1. Rincon, Monica MD, MA, MSc
  2. Rojas, Maria Ximena RN, MSc
  3. Rodriguez Romero, Viviana Alejandra MSc
  4. Tamayo, Diana Carolina MD
  5. Franco, Camilo MD
  6. Castro, Hector MD, PhD
  7. Brophy, James MD, PhD
  8. Dennis, Rodolfo MD, MSc


PURPOSE: Cardiac rehabilitation (CR) in patients with chronic heart failure (CHF) has met with resistance from third-party payers in low- and middle-income countries because of lack of evidence regarding its cost-effectiveness. We aimed to provide information to help better inform this decision-making process.


METHODS: Costs associated with a 12-week exercise-based rehabilitation program in Colombia for patients with CHF were estimated. We collected data on all medical resources used in ambulatory care and data on hospital costs incurred for treating patients with uncompensated CHF. A literature search to establish the hospitalization rates because of uncompensated CHF, death because of CHF, and potential decreases in these data because of the utilization of CR was conducted. We modeled incremental costs and effectiveness over a period of 5 years from the perspective of the third-party payer.

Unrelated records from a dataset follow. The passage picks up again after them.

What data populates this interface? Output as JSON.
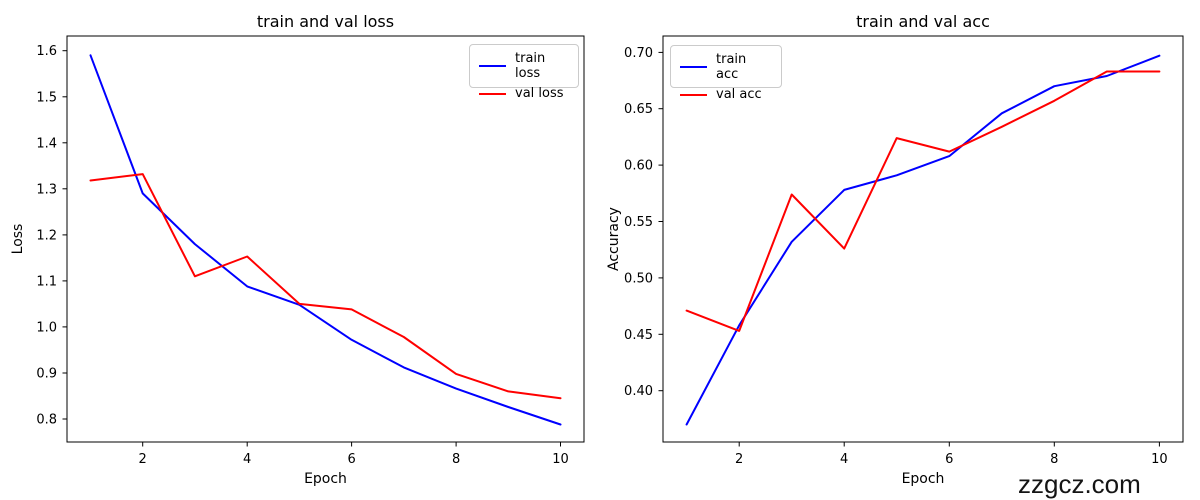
{
  "watermark": "zzgcz.com",
  "chart_data": [
    {
      "type": "line",
      "title": "train and val loss",
      "xlabel": "Epoch",
      "ylabel": "Loss",
      "x": [
        1,
        2,
        3,
        4,
        5,
        6,
        7,
        8,
        9,
        10
      ],
      "series": [
        {
          "name": "train loss",
          "color": "#0000ff",
          "values": [
            1.59,
            1.29,
            1.18,
            1.088,
            1.048,
            0.972,
            0.912,
            0.866,
            0.826,
            0.788
          ]
        },
        {
          "name": "val loss",
          "color": "#ff0000",
          "values": [
            1.318,
            1.332,
            1.11,
            1.153,
            1.05,
            1.038,
            0.978,
            0.898,
            0.86,
            0.845
          ]
        }
      ],
      "xlim": [
        0.55,
        10.45
      ],
      "ylim": [
        0.75,
        1.632
      ],
      "xticks": [
        2,
        4,
        6,
        8,
        10
      ],
      "xtick_labels": [
        "2",
        "4",
        "6",
        "8",
        "10"
      ],
      "yticks": [
        0.8,
        0.9,
        1.0,
        1.1,
        1.2,
        1.3,
        1.4,
        1.5,
        1.6
      ],
      "ytick_labels": [
        "0.8",
        "0.9",
        "1.0",
        "1.1",
        "1.2",
        "1.3",
        "1.4",
        "1.5",
        "1.6"
      ],
      "grid": false,
      "legend_position": "top-right"
    },
    {
      "type": "line",
      "title": "train and val acc",
      "xlabel": "Epoch",
      "ylabel": "Accuracy",
      "x": [
        1,
        2,
        3,
        4,
        5,
        6,
        7,
        8,
        9,
        10
      ],
      "series": [
        {
          "name": "train acc",
          "color": "#0000ff",
          "values": [
            0.37,
            0.458,
            0.532,
            0.578,
            0.591,
            0.608,
            0.646,
            0.67,
            0.679,
            0.697
          ]
        },
        {
          "name": "val acc",
          "color": "#ff0000",
          "values": [
            0.471,
            0.453,
            0.574,
            0.526,
            0.624,
            0.612,
            0.634,
            0.657,
            0.683,
            0.683
          ]
        }
      ],
      "xlim": [
        0.55,
        10.45
      ],
      "ylim": [
        0.3545,
        0.7145
      ],
      "xticks": [
        2,
        4,
        6,
        8,
        10
      ],
      "xtick_labels": [
        "2",
        "4",
        "6",
        "8",
        "10"
      ],
      "yticks": [
        0.4,
        0.45,
        0.5,
        0.55,
        0.6,
        0.65,
        0.7
      ],
      "ytick_labels": [
        "0.40",
        "0.45",
        "0.50",
        "0.55",
        "0.60",
        "0.65",
        "0.70"
      ],
      "grid": false,
      "legend_position": "top-left"
    }
  ]
}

RESULTS: All costs were converted from Colombian pesos to US dollars. For an exercise-based CR program of 12-week duration (36 sessions), costs ranged from US$265 to US$369 per patient. Monthly costs associated with ambulatory care of CHF averaged US$128 +/- US$321 per patient, and hospitalization costs were US$3621 +/- US$5 444 per event. Yearly hospitalization incidence rates with and without CR were 0.154 and 0.216, respectively. The incremental cost of CR would be US$998 per additional quality-adjusted life-year. Sensitivity analysis did not significantly change these results.


CONCLUSIONS: Cardiac rehabilitation in patients with CHF in settings such as Colombia can be a cost-effective strategy, with minimal incremental costs and better quality of life, mainly because of decreased rates of hospitalization.